Introduction
Decomposition is a vital part of ecosystem functioning, contributing fundamentally to nutrient cycling (Bazzaz 1998). It is recognised as one of the most important ecological processes (Krishna & Mohan 2017), and so measuring it accurately is important; for this purpose it is necessary to find standardised methods, and the easier the method, the more widely it can be used.
The Tea Bag Index was proposed by (Keuskamp et al. 2013) as a standardised protocol to quantify microbial decomposition. It is a simple and attractive idea. Using just two different types of commercially available tea bags, bags are deployed for 90 days and, from their final weight, a measure of decomposition, known as the Tea Bag Index (TBI), is calculated. The method is intended for researchers and other interested people without a background in decomposition research, and is perfectly suited to citizen science projects (http://www.teatime4science.org/ , www.spotteron.com/teabagindex).
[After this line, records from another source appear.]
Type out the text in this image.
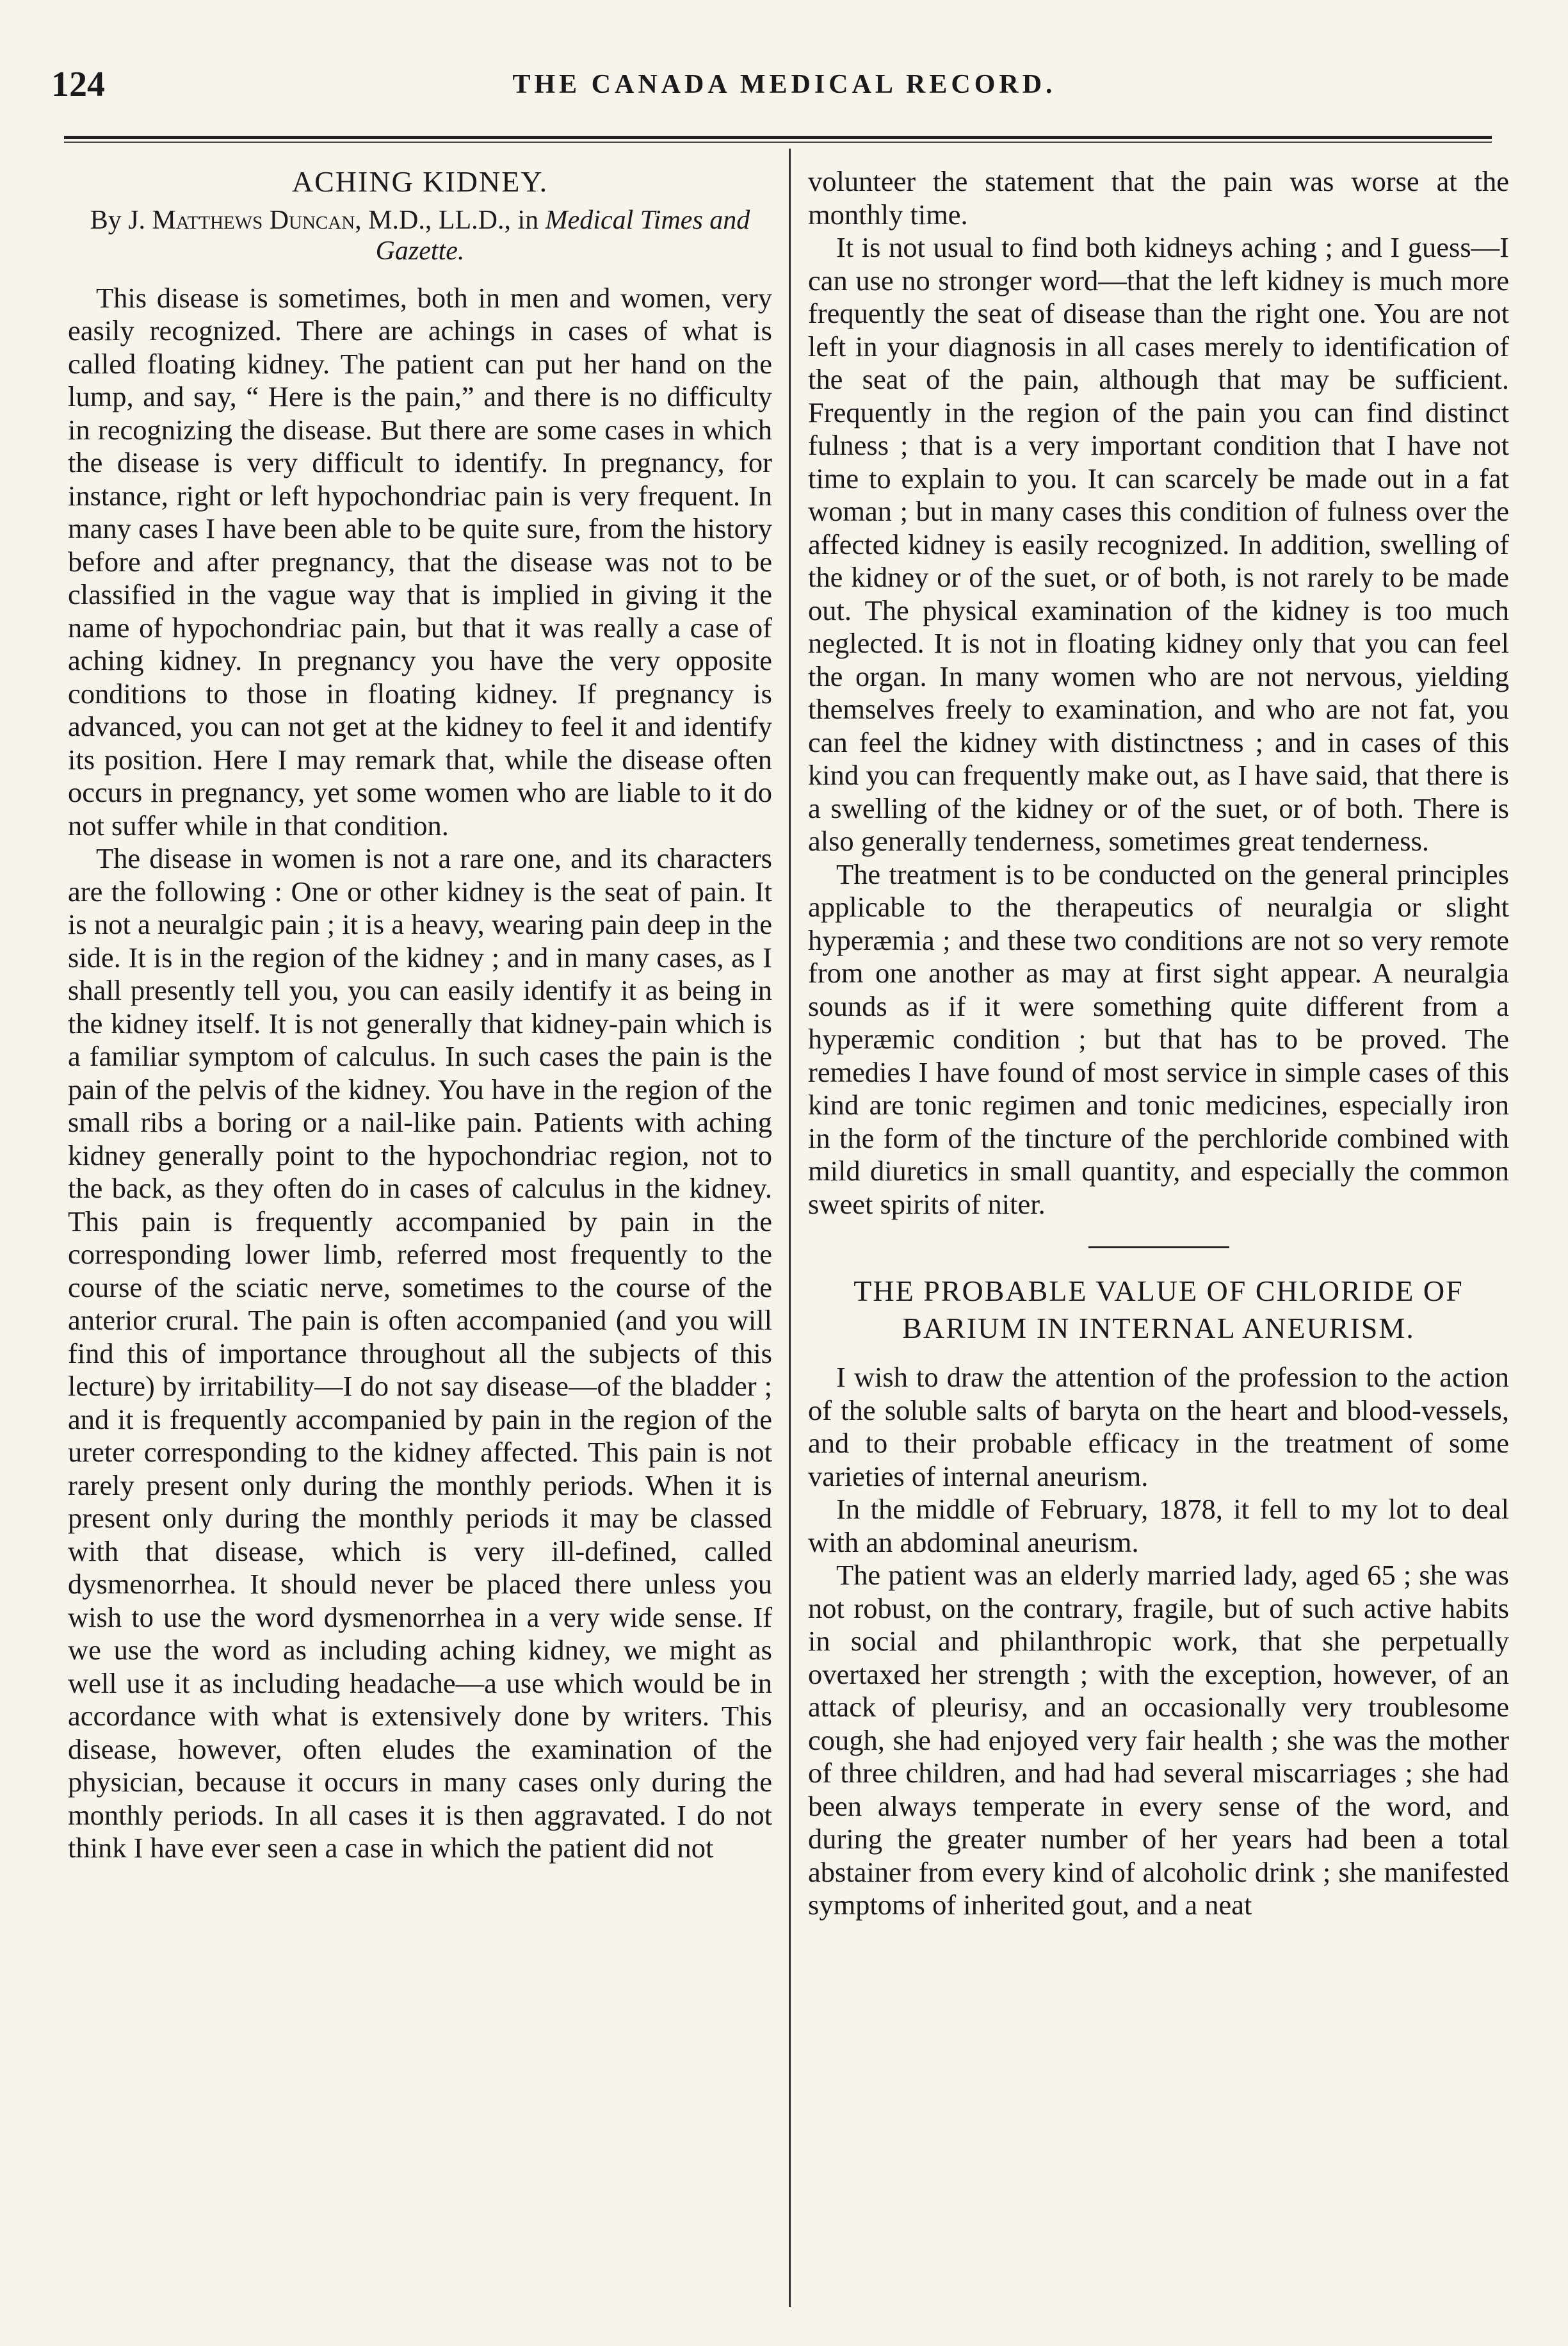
124	THE CANADA MEDICAL RECORD.
ACHING KIDNEY.
By J. Matthews Duncan, M.D., LL.D., in Medical Times and Gazette.

This disease is sometimes, both in men and women, very easily recognized. There are achings in cases of what is called floating kidney. The patient can put her hand on the lump, and say, “ Here is the pain,” and there is no difficulty in recognizing the disease. But there are some cases in which the disease is very difficult to identify. In pregnancy, for instance, right or left hypochondriac pain is very frequent. In many cases I have been able to be quite sure, from the history before and after pregnancy, that the disease was not to be classified in the vague way that is implied in giving it the name of hypochondriac pain, but that it was really a case of aching kidney. In pregnancy you have the very opposite conditions to those in floating kidney. If pregnancy is advanced, you can not get at the kidney to feel it and identify its position. Here I may remark that, while the disease often occurs in pregnancy, yet some women who are liable to it do not suffer while in that condition.

The disease in women is not a rare one, and its characters are the following : One or other kidney is the seat of pain. It is not a neuralgic pain ; it is a heavy, wearing pain deep in the side. It is in the region of the kidney ; and in many cases, as I shall presently tell you, you can easily identify it as being in the kidney itself. It is not generally that kidney-pain which is a familiar symptom of calculus. In such cases the pain is the pain of the pelvis of the kidney. You have in the region of the small ribs a boring or a nail-like pain. Patients with aching kidney generally point to the hypochondriac region, not to the back, as they often do in cases of calculus in the kidney. This pain is frequently accompanied by pain in the corresponding lower limb, referred most frequently to the course of the sciatic nerve, sometimes to the course of the anterior crural. The pain is often accompanied (and you will find this of importance throughout all the subjects of this lecture) by irritability—I do not say disease—of the bladder ; and it is frequently accompanied by pain in the region of the ureter corresponding to the kidney affected. This pain is not rarely present only during the monthly periods. When it is present only during the monthly periods it may be classed with that disease, which is very ill-defined, called dysmenorrhea. It should never be placed there unless you wish to use the word dysmenorrhea in a very wide sense. If we use the word as including aching kidney, we might as well use it as including headache—a use which would be in accordance with what is extensively done by writers. This disease, however, often eludes the examination of the physician, because it occurs in many cases only during the monthly periods. In all cases it is then aggravated. I do not think I have ever seen a case in which the patient did not

volunteer the statement that the pain was worse at the monthly time.

It is not usual to find both kidneys aching ; and I guess—I can use no stronger word—that the left kidney is much more frequently the seat of disease than the right one. You are not left in your diagnosis in all cases merely to identification of the seat of the pain, although that may be sufficient. Frequently in the region of the pain you can find distinct fulness ; that is a very important condition that I have not time to explain to you. It can scarcely be made out in a fat woman ; but in many cases this condition of fulness over the affected kidney is easily recognized. In addition, swelling of the kidney or of the suet, or of both, is not rarely to be made out. The physical examination of the kidney is too much neglected. It is not in floating kidney only that you can feel the organ. In many women who are not nervous, yielding themselves freely to examination, and who are not fat, you can feel the kidney with distinctness ; and in cases of this kind you can frequently make out, as I have said, that there is a swelling of the kidney or of the suet, or of both. There is also generally tenderness, sometimes great tenderness.

The treatment is to be conducted on the general principles applicable to the therapeutics of neuralgia or slight hyperæmia ; and these two conditions are not so very remote from one another as may at first sight appear. A neuralgia sounds as if it were something quite different from a hyperæmic condition ; but that has to be proved. The remedies I have found of most service in simple cases of this kind are tonic regimen and tonic medicines, especially iron in the form of the tincture of the perchloride combined with mild diuretics in small quantity, and especially the common sweet spirits of niter.

THE PROBABLE VALUE OF CHLORIDE OF BARIUM IN INTERNAL ANEURISM.

I wish to draw the attention of the profession to the action of the soluble salts of baryta on the heart and blood-vessels, and to their probable efficacy in the treatment of some varieties of internal aneurism.

In the middle of February, 1878, it fell to my lot to deal with an abdominal aneurism.

The patient was an elderly married lady, aged 65 ; she was not robust, on the contrary, fragile, but of such active habits in social and philanthropic work, that she perpetually overtaxed her strength ; with the exception, however, of an attack of pleurisy, and an occasionally very troublesome cough, she had enjoyed very fair health ; she was the mother of three children, and had had several miscarriages ; she had been always temperate in every sense of the word, and during the greater number of her years had been a total abstainer from every kind of alcoholic drink ; she manifested symptoms of inherited gout, and a neat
The method has now been widely used across numerous countries and has formed the basis for a various scientific publications (Ogden 2017; Becker & Kuzyakov 2018).
The approach is ingenious. It uses two types of teabags: rooibos and green tea. The aim was to develop a method that will allow a single placement of teabags and enable the decay constant k to be calculated for the slower decaying tea. The theory behind this is well established – there is, in every decaying piece of plant material, a slow (“refractory”) and a fast (“labile”) decomposing fraction which, under ideal conditions, will all decay (i.e. those under conditions of highest decomposition). Not all of the labile fraction of the rooibos tea will decay, slowed due toa larger recalcitrant fraction in the rooibos tea than in the green tea. The labile fraction has been estimated chemically, as 0.842 in green tea and 0.552 in rooibos tea (see Keuskamp et al. 2013). Under most natural conditions, not even all of the labile fraction of the green tea will have decomposed; a measure of this is S, the stabilisation factor. S is calculated by assessing the proportion of the potential labile fraction that remains. Assuming that the rooibos tea shows a similar rate of loss of the labile fraction to the green tea, but that that fraction is a smaller proportion of the total, then proportional loss of the labile fraction per unit time of the rooibos tea can be calculated, and therefore k , the decomposition rate calculated. The measures k and S are then used as the “Tea Bag Indices”. Figure 3 in Keuskamp et al. (2013) shows these two estimates for sites across a range of habitats from rain forest to deserts with higher values in rain forest and lower values in desert.
Determing the Tea Bag Index relies on the important assumption that all agents of decomposition (i.e. microbe and invertebrates) are included in the assay. However, this may not be the case in all circumstances. In colder temperate and boreal regions fungal decay is by the far the most important factor in dead plant decay, but in hotter and wetter, more tropical, regions, a large portion of decomposition is carried out by macrofauna (especially termites; (Cornwell et al. 2009); (Handaet al. 2014; Griffiths et al. 2019). In temperate regions invertebrates such as earthworms, woodlice and millipedes also play an important role, albeit secondary to microbes (Wall et al. 2008; Smith et al. 2009).
Furthermore, termites need special consideration for two reasons. First, they are dominant decomposers in many habitats between 45° north and south (Tuma, Eggleton & Fayle In press).Second, termites can chew through many materials, including plastics (Lenz et al. 2012), and so may gain access to the tea leaves in the bags (i.e. chew the bags open – this is true for all types of litter bags). When this happens, the termites frequently consume all the contents of the tea bags; consequently the resulting data will have more zeros than those expected due to microbial decomposition alone. Under these conditions, it is impossible to calculate the real rate of ‘k ’, as noted by Keuskamp et al. 2013 for samples left for 12 months . Additionally, the assumption that the recalcitrant fraction is essentially untouched is violated by termites (or other invertbrates that gain access) because they may remove a large proportion of tea, of both fractions. Therefore, in the presence of termites, removal of the tea from the bag will appear as the total decay of the tea by microbial agents, resulting in type I statistical errors. With these concerns in mind, here, we test the Tea Bag method to assess its performance in Bornean tropical rain forest (a hot and humid environment) with a high density of termites (Ashtonet al. 2019).